Quoique plus mauvais qu’attendu, ces chiffres ne constituent pas une surprise complète. L’économie russe accuse les effets de la crise monétaire qui frappe le pays depuis décembre 2014. Sur les douze derniers mois, le rouble s’est déprécié de 43 % face au dollar, handicapant fortement le pouvoir d’achat et la consommation. Illustration de cette faiblesse, les chiffres de vente de voitures neuves, annoncés lundi, montrent un recul au mois de juillet de 27,5 % sur un an.

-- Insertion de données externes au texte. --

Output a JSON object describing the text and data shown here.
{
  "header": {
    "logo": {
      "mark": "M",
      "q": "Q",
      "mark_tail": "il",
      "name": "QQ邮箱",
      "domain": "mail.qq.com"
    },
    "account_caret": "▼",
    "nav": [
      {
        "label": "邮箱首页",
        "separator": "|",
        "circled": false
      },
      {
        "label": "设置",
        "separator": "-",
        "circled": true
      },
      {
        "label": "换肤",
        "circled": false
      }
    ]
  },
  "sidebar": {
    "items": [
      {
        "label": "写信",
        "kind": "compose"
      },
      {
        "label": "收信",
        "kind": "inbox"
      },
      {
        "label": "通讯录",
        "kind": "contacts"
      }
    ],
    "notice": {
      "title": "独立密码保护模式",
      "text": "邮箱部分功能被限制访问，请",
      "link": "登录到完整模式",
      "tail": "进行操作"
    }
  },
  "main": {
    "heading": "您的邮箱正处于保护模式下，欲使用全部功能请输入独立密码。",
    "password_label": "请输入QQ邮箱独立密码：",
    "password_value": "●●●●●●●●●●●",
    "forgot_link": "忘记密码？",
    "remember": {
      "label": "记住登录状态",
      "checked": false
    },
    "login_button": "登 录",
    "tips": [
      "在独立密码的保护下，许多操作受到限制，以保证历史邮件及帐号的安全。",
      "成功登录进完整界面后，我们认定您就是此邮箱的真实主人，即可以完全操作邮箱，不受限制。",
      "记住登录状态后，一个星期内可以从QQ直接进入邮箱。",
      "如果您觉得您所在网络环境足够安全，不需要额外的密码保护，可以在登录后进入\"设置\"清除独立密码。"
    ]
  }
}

Toujours en juillet, l’inflation s’est établie à 15,6 %, ce qui constitue un léger mieux par rapport aux 16,9 % atteints en mars (la pire performance en treize ans) mais reste largement insuffisant pour pouvoir renverser la tendance. Le Fonds monétaire international (FMI) prédit un taux d’inflation sur l’ensemble de l’année 2015 à 18 %, bien plus que les quelque 10 % prévus par la banque centrale russe.
Crédit inaccessible
Le choc est d’autant plus rude pour les consommateurs que les prix des produits alimentaires, pour moitiés importés, ont encore plus grimpé sous l’effet de l’embargo imposé par le Kremlin et qui a été reconduit jusqu’au 5 août 2016, en réponse aux sanctions prises notamment par l’Union européenne (UE) et les Etats-Unis.
L’aggravation de la récession russe s’explique aussi par les mauvaises performances de l’industrie. En juin, la production industrielle a reculé de près de 20 %. Les mesures drastiques prises dès le mois de décembre 2014 par la Banque centrale pour soutenir le rouble ont rendu le crédit inaccessible aux entreprises. Son taux directeur actuel, à 11 %, est bien en deçà des niveaux de l’hiver, mais reste dissuasif pour l’activité.
Les économistes s’accordent à penser que la période présente constitue le pic de la crise. « La baisse du taux de chômage, passé de 5,9 % de la population active en mars à 5,4 % en juin, et la stabilisation de la baisse de la consommation sont des signes encourageants, note Natalia Orlova, chef économiste chez Alfa Bank, mais il ne fait aucun doute que la reprise n’interviendra pas cette année. La tendance reste mauvaise pour les troisième et quatrième trimestres. »
« Crise structurelle »
Le scénario des autorités russes, qui espèrent une amorce de reprise dès le troisième trimestre et une croissance de plus de 2 % en 2016, paraît très optimiste, d’autant que le prix bas des hydrocarbures noircit un peu plus le tableau. La plupart des estimations se fondent en effet sur un baril à 60 dollars, quand celui-ci plafonne ces dernières semaines en dessous des 50 dollars. Les hydrocarbures représentent 25 % du PIB russe, 70 % de ses exportations et 50 % de son budget. Les récentes discussions sur le relèvement de l’âge de départ à la retraite – actuellement à 60 ans pour les hommes et 55 ans pour les femmes –, et la baisse des pensions montrent que le pouvoir se prépare à affronter des jours plus difficiles encore.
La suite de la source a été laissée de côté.